One of America’s biggest proponents of the AUKUS deal with Australia and the United Kingdom has vowed Australia will not be getting substandard submarines despite suggestions that the vessels purchased will be rebadged Virginia-class models instead of newly built ships.
Democrat Congressman Joe Courtney also told The Age and The Sydney Morning Herald that much-needed progress was being made to get through a maze of US regulations and export control laws that stand between Australia and the multibillion-dollar pact, which will be unveiled in San Diego on Tuesday morning.
Under the agreement, Australia is expected to buy up to five Virginia-class subs from the US to help safeguard the Indo-Pacific against the rising threat of China.
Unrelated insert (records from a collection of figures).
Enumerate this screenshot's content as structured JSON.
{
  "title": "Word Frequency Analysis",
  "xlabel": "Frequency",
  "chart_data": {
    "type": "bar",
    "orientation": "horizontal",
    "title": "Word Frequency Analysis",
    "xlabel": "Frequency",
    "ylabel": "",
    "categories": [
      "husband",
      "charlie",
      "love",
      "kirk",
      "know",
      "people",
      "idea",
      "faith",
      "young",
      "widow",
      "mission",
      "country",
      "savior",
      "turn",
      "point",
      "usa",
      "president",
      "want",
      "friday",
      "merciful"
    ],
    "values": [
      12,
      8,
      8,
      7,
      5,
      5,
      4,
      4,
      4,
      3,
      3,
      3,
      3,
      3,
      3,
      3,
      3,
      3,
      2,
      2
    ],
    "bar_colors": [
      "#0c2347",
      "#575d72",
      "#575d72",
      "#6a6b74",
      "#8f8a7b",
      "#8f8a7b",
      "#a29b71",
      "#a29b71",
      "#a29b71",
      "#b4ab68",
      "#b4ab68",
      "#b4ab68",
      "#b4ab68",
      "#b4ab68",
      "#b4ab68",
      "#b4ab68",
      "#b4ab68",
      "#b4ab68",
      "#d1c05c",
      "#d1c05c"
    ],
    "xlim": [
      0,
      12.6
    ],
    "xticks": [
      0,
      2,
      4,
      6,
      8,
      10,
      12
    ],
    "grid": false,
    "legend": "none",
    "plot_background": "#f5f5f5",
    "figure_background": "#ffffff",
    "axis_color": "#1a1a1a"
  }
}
After that, Australia will acquire a second AUKUS-class submarine, based on UK designs and US technology, from the mid to late 2030s.
After briefings from the White House and the National Security Council this week, Courtney gave the strongest signal yet that the Virginia-class submarines the US plans to sell will not be newly built, but high-quality rebadged models.
“They definitely won’t be clunkers,” said Courtney, who co-chairs the bipartisan “AUKUS caucus” and is regarded as one of Congress’ top navy experts. “I can assure you they’ll be very modern and very, very capable.
“The people that have been working at this understand the complexity of construction and acquisition, and they understand things like timing and chronology. The bottom line is I think what we’re going to see emerge is the mixture of all three countries [Australia, the US and Britain] participating in this enterprise to get Australia a 21st-century submarine fleet.”
Courtney’s comments came as Australian Prime Minister Anthony Albanese landed in San Diego late on Saturday afternoon, where he was greeted on arrival by Australia’s ambassador to the US, Arthur Sinodinos, and later at his downtown hotel by the US ambassador to Australia, Caroline Kennedy.
On Monday (US time), Albanese will meet US President Joe Biden and UK Prime Minister Rishi Sunak to unveil the long-awaited details of the AUKUS pact, including the real cost, timing and procurement.